いまの時代、決して珍しい光景ではありませんが、つい目が行ってしまいます

お読みくださっている皆様は、「お母さんは娘さんに注意しないのかしら?」

と、母娘の顔立ち同様(しつこい ) 素朴な疑問をお持ちになるでしょうが、

実は、娘さんと先を争うかのように、お母さんもお化粧を始めていたのです。

必要性から言いますと、お母さんの方が切実ですから、それはもう必死

揺れる車内でアイラインを引くのにはハラハラしましたが、慣れているのでしょう。

素朴なお顔はどこへやら、、ひと駅ごとに洋服に似合うメイクに仕上がってゆく様子を、

半ば呆れ、半ば感心しつつ、持参した を読むふりをしながら見入っておりました。

さらに気になったのは、娘さんの短いスカート

いえ、キレイな脚を強調したいのは若さの特権ですから、それは構わないのですが、

お顔を整えることに集中するあまり、膝を揃えることを忘れてしまったようです

女の私ですら目のやり場に困ったくらいですから、向かい側に座っていた男性はお気の毒でした。
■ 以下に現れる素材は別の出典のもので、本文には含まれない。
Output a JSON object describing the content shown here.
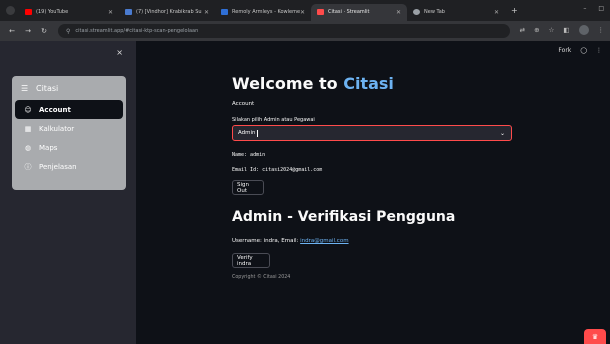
{
  "browser": {
    "tabs": [
      {
        "label": "(19) YouTube",
        "color": "#ff0000",
        "active": false
      },
      {
        "label": "(7) [Vindhor] Krabikrab Su",
        "color": "#4a7bd0",
        "active": false
      },
      {
        "label": "Remoly Armleys - Kowleme",
        "color": "#2f6fd6",
        "active": false
      },
      {
        "label": "Citasi · Streamlit",
        "color": "#ff4b4b",
        "active": true
      },
      {
        "label": "New Tab",
        "color": "#9aa0a6",
        "active": false
      }
    ],
    "url": "citasi.streamlit.app/#citasi-ktp-scan-pengelolaan"
  },
  "sidebar": {
    "close": "×",
    "menu_title": "Citasi",
    "items": [
      {
        "label": "Account",
        "icon": "user-circle-icon",
        "glyph": "☺",
        "active": true
      },
      {
        "label": "Kalkulator",
        "icon": "calculator-icon",
        "glyph": "▦",
        "active": false
      },
      {
        "label": "Maps",
        "icon": "globe-icon",
        "glyph": "◍",
        "active": false
      },
      {
        "label": "Penjelasan",
        "icon": "info-icon",
        "glyph": "ⓘ",
        "active": false
      }
    ]
  },
  "header": {
    "fork": "Fork"
  },
  "main": {
    "welcome_prefix": "Welcome to ",
    "welcome_brand": "Citasi",
    "account_label": "Account",
    "select_label": "Silakan pilih Admin atau Pegawai",
    "select_value": "Admin",
    "name_line": "Name: admin",
    "email_line": "Email Id: citasi2024@gmail.com",
    "signout": "Sign Out",
    "section_title": "Admin - Verifikasi Pengguna",
    "username_text": "Username: indra, Email: ",
    "username_email": "indra@gmail.com",
    "verify_button": "Verify indra",
    "copyright": "Copyright © Citasi 2024"
  },
  "colors": {
    "accent": "#6db3f2",
    "streamlit_red": "#ff4b4b",
    "sidebar_bg": "#262730",
    "app_bg": "#0e1117"
  }
}
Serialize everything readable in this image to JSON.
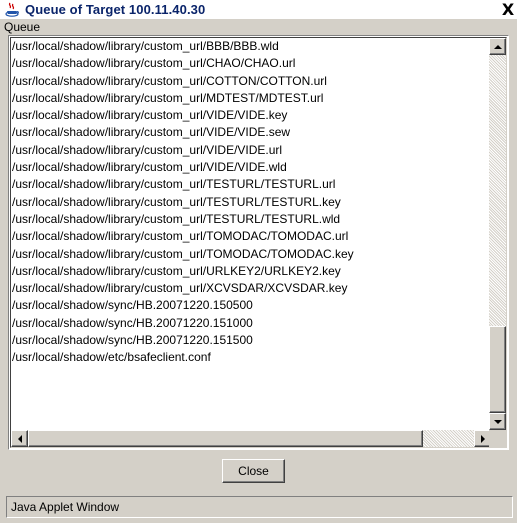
{
  "window": {
    "title": "Queue of Target 100.11.40.30",
    "icon": "java-coffee-cup-icon",
    "close_glyph": "X"
  },
  "queue_label": "Queue",
  "queue_items": [
    "/usr/local/shadow/library/custom_url/BBB/BBB.wld",
    "/usr/local/shadow/library/custom_url/CHAO/CHAO.url",
    "/usr/local/shadow/library/custom_url/COTTON/COTTON.url",
    "/usr/local/shadow/library/custom_url/MDTEST/MDTEST.url",
    "/usr/local/shadow/library/custom_url/VIDE/VIDE.key",
    "/usr/local/shadow/library/custom_url/VIDE/VIDE.sew",
    "/usr/local/shadow/library/custom_url/VIDE/VIDE.url",
    "/usr/local/shadow/library/custom_url/VIDE/VIDE.wld",
    "/usr/local/shadow/library/custom_url/TESTURL/TESTURL.url",
    "/usr/local/shadow/library/custom_url/TESTURL/TESTURL.key",
    "/usr/local/shadow/library/custom_url/TESTURL/TESTURL.wld",
    "/usr/local/shadow/library/custom_url/TOMODAC/TOMODAC.url",
    "/usr/local/shadow/library/custom_url/TOMODAC/TOMODAC.key",
    "/usr/local/shadow/library/custom_url/URLKEY2/URLKEY2.key",
    "/usr/local/shadow/library/custom_url/XCVSDAR/XCVSDAR.key",
    "/usr/local/shadow/sync/HB.20071220.150500",
    "/usr/local/shadow/sync/HB.20071220.151000",
    "/usr/local/shadow/sync/HB.20071220.151500",
    "/usr/local/shadow/etc/bsafeclient.conf"
  ],
  "buttons": {
    "close_label": "Close"
  },
  "status_text": "Java Applet Window",
  "colors": {
    "title_text": "#0a246a",
    "face": "#d4d0c8",
    "list_bg": "#ffffff"
  }
}
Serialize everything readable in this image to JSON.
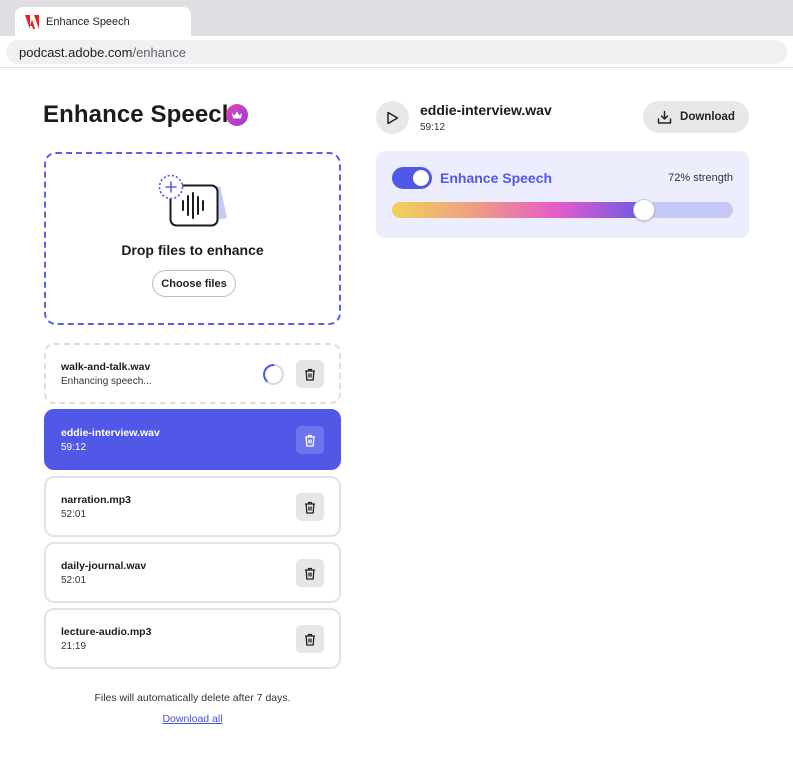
{
  "browser": {
    "tab_title": "Enhance Speech",
    "url_host": "podcast.adobe.com",
    "url_path": "/enhance"
  },
  "page": {
    "title": "Enhance Speech",
    "title_badge_icon": "crown-icon"
  },
  "dropzone": {
    "prompt": "Drop files to enhance",
    "choose_label": "Choose files",
    "icon": "audio-file-add-icon"
  },
  "files": [
    {
      "name": "walk-and-talk.wav",
      "meta": "Enhancing speech...",
      "state": "processing"
    },
    {
      "name": "eddie-interview.wav",
      "meta": "59:12",
      "state": "selected"
    },
    {
      "name": "narration.mp3",
      "meta": "52:01",
      "state": "normal"
    },
    {
      "name": "daily-journal.wav",
      "meta": "52:01",
      "state": "normal"
    },
    {
      "name": "lecture-audio.mp3",
      "meta": "21:19",
      "state": "normal"
    }
  ],
  "footer": {
    "note": "Files will automatically delete after 7 days.",
    "download_all": "Download all"
  },
  "player": {
    "track_name": "eddie-interview.wav",
    "duration": "59:12",
    "download_label": "Download"
  },
  "enhance": {
    "label": "Enhance Speech",
    "enabled": true,
    "strength_text": "72% strength",
    "strength_value": 0.72
  },
  "colors": {
    "accent": "#5158e8",
    "panel_bg": "#edeefd",
    "dropzone_border": "#5a5fe3",
    "adobe_red": "#e1251b"
  }
}
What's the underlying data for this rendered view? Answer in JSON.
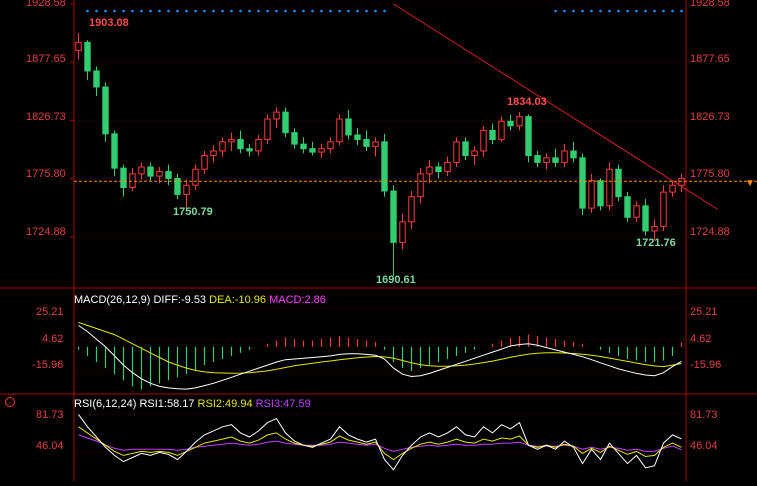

母娘にとって他の乗客は、車窓に流れる風景の一部だったのでしょうけれど


 「みっともない」 とか 「はしたない」 というお小言を耳にする機会が少なくなりましたね。

良い意味で使われることはなくても、日本人の恥じ入る文化と共に、残しておきたい言葉です。

 
 ところで、「みっともございません」 という人はいないでしょうが、

「みっともいい物ではない」 という言い方を聞いたことはありませんか?

「見たくもない」 ⇒ 「見とうもない」 ⇒ 「みっともない」 と変化したものですので、

「みっともいい」 とはならないでしょうから、いわゆる俗語のようなものなのか、

それとも、「みっともない」 と 「見た目がいいものではない」 の合成語なのでしょうか。

そんなところにも、日本語の面白さを感じます。


お読みくださいまして、ありがとうございます。